L’an dernier j’ai chroniqué un livre qui suivait non pas la vie de Billie Holliday, mais le lien si intime qu’elle entretenait avec une chanson puissante et parmi les plus influentes de l’histoire du jazz, Strange fruit.

Je n’ai rien contre les biographies (bien qu’elles soient rarement bonnes), mais l’impact d’un morceau, d’un disque, sur des millions de gens, voilà qui me parait au moins aussi intéressant.

What’s going on parait en 1971. En 1973 Let’s get it on lui fait figure de suite ou d’épilogue. Mais c’est What’s going on qui a marqué les esprits.

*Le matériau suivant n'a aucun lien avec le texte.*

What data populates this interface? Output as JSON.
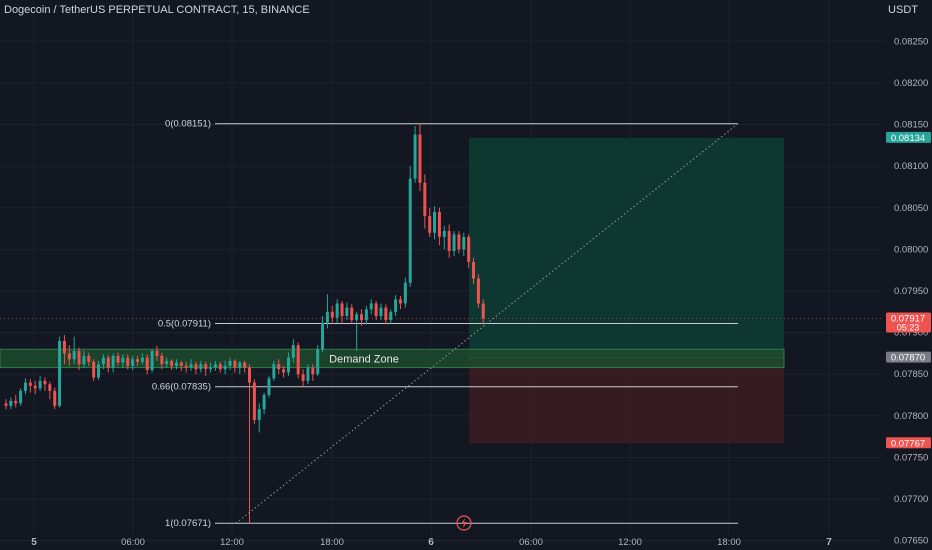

Ce disque est une surprise et un moment important. Une surprise pour tout le monde sauf Marvin Gaye lui-même, qui n’a jamais été vraiment à l’aise dans le système Motown. Label organisé comme une usine par son créateur omnipotent, Berry Gordy (qui était aussi son beau-frère, pour compliquer le tout), Motown se voulait avant tout une machine à tubes pas prise de tête. Mais la fin des années 60 est prise de tête, pas de doute, le flower power, la marijuana fumée à la coule à Woodstock ou Berkeley sont des réactions à un contexte dur, violent, désespéré.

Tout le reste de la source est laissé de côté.